Laurent Noël (Les arrière-pensées, 2007)

"Faits et gestes", parce que Laurent Noël a toujours mis la question du temps de la peinture au centre de son travail, dans un multiple jeu de dualités : techniques entre les tons de l'encre et les teintes de l'huile, entre le papier et la toile, gestuelles dans le trait et le tachisme libres de l'encre contre le calme et la lenteur de l'huile, dans la peinture mêlée à l'écriture calligraphiée.

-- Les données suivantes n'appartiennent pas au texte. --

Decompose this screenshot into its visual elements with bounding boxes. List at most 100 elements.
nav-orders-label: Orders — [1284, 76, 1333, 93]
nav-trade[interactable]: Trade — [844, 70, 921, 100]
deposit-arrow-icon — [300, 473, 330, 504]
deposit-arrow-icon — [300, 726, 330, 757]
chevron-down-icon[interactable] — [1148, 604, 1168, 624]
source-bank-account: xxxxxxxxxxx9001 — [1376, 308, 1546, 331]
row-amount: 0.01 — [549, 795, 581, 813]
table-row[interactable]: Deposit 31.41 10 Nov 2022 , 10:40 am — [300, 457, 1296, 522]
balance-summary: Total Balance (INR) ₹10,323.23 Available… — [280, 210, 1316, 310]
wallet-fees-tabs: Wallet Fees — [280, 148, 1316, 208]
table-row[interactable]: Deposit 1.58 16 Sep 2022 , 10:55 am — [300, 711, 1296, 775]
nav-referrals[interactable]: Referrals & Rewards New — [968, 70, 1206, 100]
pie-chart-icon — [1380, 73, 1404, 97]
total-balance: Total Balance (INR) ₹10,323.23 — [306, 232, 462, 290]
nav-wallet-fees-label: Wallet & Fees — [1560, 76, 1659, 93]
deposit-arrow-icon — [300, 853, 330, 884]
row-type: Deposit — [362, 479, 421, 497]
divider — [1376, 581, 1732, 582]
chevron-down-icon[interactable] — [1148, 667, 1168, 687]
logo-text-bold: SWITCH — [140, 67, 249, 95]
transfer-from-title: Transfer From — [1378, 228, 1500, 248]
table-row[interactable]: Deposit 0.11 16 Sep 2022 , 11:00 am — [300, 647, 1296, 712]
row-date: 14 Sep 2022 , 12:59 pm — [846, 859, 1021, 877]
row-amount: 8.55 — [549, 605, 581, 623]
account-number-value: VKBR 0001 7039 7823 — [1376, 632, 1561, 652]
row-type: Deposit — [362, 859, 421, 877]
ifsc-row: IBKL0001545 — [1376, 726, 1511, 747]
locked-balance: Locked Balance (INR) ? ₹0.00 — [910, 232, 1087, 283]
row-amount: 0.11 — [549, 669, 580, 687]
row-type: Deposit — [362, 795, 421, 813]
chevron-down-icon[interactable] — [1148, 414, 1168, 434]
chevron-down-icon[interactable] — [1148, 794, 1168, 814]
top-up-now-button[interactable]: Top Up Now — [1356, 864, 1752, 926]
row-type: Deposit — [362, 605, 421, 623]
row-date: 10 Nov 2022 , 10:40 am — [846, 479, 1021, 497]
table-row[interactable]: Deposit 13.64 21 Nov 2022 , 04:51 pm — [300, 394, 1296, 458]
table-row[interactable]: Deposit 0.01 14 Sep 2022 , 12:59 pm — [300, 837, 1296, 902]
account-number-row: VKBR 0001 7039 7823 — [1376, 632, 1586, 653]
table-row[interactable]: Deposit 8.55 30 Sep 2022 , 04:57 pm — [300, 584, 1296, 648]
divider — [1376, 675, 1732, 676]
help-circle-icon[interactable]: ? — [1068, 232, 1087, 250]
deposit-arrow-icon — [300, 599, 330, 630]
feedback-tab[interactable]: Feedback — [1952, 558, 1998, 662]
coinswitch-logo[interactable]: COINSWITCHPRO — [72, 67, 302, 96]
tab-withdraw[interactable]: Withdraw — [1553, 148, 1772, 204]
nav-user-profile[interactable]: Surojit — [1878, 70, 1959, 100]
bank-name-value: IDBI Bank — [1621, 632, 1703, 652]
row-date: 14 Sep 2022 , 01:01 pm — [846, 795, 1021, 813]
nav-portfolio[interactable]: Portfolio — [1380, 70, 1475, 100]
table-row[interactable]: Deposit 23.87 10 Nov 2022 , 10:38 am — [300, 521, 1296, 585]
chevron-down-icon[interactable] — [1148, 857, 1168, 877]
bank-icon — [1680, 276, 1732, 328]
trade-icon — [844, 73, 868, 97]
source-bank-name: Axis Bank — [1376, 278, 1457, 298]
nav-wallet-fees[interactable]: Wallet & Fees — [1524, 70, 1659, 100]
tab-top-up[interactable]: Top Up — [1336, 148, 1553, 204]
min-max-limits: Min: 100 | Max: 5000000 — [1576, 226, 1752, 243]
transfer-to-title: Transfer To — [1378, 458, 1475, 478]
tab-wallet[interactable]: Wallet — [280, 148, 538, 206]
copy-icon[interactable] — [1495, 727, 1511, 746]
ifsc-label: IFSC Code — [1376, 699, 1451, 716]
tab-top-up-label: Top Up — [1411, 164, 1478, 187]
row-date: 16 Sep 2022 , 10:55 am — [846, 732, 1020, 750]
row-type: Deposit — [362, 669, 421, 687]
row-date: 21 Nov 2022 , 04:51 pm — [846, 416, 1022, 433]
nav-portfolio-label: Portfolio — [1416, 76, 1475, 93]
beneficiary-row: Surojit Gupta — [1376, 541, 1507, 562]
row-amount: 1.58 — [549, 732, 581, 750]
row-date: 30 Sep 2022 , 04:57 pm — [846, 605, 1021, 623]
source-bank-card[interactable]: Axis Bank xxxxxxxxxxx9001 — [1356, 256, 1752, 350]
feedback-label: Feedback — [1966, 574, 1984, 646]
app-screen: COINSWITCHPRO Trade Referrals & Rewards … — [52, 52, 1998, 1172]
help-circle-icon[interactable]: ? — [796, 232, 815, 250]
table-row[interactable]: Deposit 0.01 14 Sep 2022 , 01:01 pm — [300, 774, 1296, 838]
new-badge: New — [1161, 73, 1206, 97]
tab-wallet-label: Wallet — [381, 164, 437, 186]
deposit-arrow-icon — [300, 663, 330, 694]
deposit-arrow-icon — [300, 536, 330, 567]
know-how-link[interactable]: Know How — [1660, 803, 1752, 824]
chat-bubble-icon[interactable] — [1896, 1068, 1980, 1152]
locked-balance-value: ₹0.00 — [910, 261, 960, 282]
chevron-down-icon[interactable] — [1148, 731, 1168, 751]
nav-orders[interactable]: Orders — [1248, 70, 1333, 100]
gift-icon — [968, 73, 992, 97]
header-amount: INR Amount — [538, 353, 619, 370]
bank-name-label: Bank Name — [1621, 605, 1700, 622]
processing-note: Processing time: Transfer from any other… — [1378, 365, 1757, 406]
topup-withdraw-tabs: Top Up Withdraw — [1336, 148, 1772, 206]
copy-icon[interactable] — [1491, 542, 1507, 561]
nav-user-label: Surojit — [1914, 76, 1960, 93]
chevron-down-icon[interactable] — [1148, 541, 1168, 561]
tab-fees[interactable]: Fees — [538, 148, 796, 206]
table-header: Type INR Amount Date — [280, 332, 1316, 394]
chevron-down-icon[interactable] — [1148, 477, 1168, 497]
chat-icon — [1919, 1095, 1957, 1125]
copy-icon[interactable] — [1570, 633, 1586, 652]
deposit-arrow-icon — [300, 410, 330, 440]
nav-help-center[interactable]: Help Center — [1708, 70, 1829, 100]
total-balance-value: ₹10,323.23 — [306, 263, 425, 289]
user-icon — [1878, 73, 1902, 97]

"Faits et gestes", parce qu'il s'agit d'évoquer aussi ce que la peinture devient lorsque l'artiste est touché par les épreuves. Cet ensemble d'une quarantaine d'œuvres réalisées entre 2010 et 2012, après un profond bouleversement personnel, interroge sur la force de la peinture et son pouvoir de résilience. Comment l'art peut-il nous projeter vers l'avant (expression à double sens, à la fois vers un futur ouvert et vers les marques du passé), comment les gestes artistiques répondent-ils aux faits de l'existence ?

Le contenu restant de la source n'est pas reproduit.